Por Isabel Vargas Torres
El gobierno, siguiendo las exigencias del Fondo Monetario Internacional, mantiene una política de «bandas», para los precios de los combustibles. El 12 de agosto de 2025 modificó la fórmula de cálculo de los precios de la gasolina extra y eco país, lo que en la práctica significa la elevación del costo de la canasta básica.
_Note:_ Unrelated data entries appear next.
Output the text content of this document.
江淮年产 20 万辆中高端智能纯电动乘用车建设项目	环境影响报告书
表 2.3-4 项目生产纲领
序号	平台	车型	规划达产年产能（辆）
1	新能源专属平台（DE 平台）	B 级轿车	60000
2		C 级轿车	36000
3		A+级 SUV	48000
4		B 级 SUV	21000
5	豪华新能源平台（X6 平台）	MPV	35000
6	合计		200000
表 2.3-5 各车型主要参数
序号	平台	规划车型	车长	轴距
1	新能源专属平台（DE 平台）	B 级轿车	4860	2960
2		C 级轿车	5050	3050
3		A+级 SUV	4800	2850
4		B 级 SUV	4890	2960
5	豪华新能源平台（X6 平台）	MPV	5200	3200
Esta medida de corte neoliberal, beneficia a los grupos importadores de combustibles, en detrimento de quienes sostienen el país día a día, los pobladores de los sectores populares, los trabajadores de las fábricas, los trabajadores del transporte, de salud, la electricidad, los trabajadores autónomos y pequeños comerciantes. Son millones de hombres y mujeres afectados.
Cuando sube el combustible, aumentan los costos de transporte, producción y distribución, lo que encarece toda la cadena alimentaria. Cada galón de gasolina que sube, incrementa el costo de la vida.
En Quito, la canasta básica ya bordea los $850, lo que hace cada vez más difícil cubrir los gastos diarios, tras la elevación del IVA. A esto se suma el acuerdo comercial firmado con Estados Unidos, que profundiza la dependencia económica y política, convirtiendo al país en un espacio subordinado a intereses externos.
El pueblo, en las urnas y en las calles, expresará su rechazo. Porque no se trata solo de precios: se trata de soberanía, justicia y dignidad.